Vamos continuar dependentes de tecnologia externa – muitas vezes limitada e mesmo proibida de comercialização em vários países por interesses geopolíticos – em áreas como defesa nacional, circuitos integrados, fertilizantes e defensivos agrícolas, indústria química e de máquinas e equipamentos?

Como sobreviver num mundo em disputa e crise? Nossa história recente nos ensina que devemos desenvolver autonomia tecnólogica em setores onde temos condições de atender nossas demandas sociais, caso da saúde e agricultura, para citar dois segmentos extremamente relevantes e emblemáticos — e até sermos players internacionais, reduzindo nossa dependência das importações.

O caminho está na aliança entre agentes públicos e privados, a partir da construção de políticas de desenvolvimento industrial e tecnológico com base nos marcos da NIB e da seleção dos segmentos estratégicos de atuação. Diante do peso da indústria nas exportações, na pesquisa, nos salários e na arrecadação de tributos, é quase uma imposição para o país se desenvolver com base em seu mercado interno –  um dos maiores do mundo, além do maior mercado da América do Sul.

Uma janela de oportunidades está aberta ao Brasil à qual se somam sua riqueza natural, biodiversidade,  energia limpa e potencial de crescimento nos setores agrícola e exportador de serviços (que precisa ser retomado), sua indústria de base e agropecuária.

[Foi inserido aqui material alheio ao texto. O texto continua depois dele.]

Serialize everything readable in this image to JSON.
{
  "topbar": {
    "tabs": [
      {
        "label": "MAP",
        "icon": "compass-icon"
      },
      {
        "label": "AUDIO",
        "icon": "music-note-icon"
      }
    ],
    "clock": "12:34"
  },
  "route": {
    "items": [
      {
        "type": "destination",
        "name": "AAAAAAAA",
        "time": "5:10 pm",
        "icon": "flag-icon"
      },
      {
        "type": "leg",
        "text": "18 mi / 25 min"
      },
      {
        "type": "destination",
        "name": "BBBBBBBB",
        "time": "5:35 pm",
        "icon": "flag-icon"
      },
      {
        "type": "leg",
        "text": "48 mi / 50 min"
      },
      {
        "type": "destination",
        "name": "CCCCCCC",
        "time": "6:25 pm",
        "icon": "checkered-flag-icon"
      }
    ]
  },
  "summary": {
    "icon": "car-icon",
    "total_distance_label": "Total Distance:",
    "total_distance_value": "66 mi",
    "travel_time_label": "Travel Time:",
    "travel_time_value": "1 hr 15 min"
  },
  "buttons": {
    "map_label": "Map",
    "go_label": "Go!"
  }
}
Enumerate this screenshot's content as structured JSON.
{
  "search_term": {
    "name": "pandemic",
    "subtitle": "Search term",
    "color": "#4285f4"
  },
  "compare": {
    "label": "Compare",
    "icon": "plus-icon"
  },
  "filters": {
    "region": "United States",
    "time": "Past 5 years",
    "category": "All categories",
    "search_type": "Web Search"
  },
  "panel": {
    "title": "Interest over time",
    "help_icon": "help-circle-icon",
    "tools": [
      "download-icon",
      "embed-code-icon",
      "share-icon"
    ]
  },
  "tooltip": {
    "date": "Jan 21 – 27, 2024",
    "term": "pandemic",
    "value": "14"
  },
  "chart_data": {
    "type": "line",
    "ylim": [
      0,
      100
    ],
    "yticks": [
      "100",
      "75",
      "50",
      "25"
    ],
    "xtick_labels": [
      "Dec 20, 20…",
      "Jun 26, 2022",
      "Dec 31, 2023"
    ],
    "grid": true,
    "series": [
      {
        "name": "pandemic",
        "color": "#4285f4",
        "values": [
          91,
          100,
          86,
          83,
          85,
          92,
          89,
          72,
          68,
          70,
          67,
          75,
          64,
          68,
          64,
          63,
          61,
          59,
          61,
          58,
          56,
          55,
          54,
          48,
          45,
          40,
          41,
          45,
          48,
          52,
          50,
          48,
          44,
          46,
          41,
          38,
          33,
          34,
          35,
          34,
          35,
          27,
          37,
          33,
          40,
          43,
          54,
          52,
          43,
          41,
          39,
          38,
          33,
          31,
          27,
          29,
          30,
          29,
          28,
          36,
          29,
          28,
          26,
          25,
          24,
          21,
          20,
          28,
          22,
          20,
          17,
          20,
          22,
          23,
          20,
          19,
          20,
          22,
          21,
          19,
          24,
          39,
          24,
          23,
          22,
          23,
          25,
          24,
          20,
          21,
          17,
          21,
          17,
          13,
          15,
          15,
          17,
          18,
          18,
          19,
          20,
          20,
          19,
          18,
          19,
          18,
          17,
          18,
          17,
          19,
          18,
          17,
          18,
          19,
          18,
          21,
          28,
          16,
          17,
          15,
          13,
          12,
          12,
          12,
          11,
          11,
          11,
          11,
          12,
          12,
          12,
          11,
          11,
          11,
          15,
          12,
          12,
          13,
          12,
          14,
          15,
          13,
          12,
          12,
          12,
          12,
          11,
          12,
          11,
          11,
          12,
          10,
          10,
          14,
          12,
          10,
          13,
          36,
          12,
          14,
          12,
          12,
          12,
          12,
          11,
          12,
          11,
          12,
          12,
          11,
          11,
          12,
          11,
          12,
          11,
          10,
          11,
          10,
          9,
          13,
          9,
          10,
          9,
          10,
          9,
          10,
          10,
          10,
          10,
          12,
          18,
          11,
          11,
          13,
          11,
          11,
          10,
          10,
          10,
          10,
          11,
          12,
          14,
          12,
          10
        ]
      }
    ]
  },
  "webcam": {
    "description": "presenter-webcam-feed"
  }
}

Esse cenário nos indica que temos a obrigação de projetar um projeto de desenvolvimento nacional, soberano e justo, que cubra um horizonte mínimo de dez anos. Este é o projeto imaginado por várias gerações que criaram as bases culturais e materiais que vão nos permitir transformar o sonho em realidade.

José Dirceu. Advogado, ex-deputado federal, ex-ministro-chefe da Casa Civil e ex-presidente nacional do PT.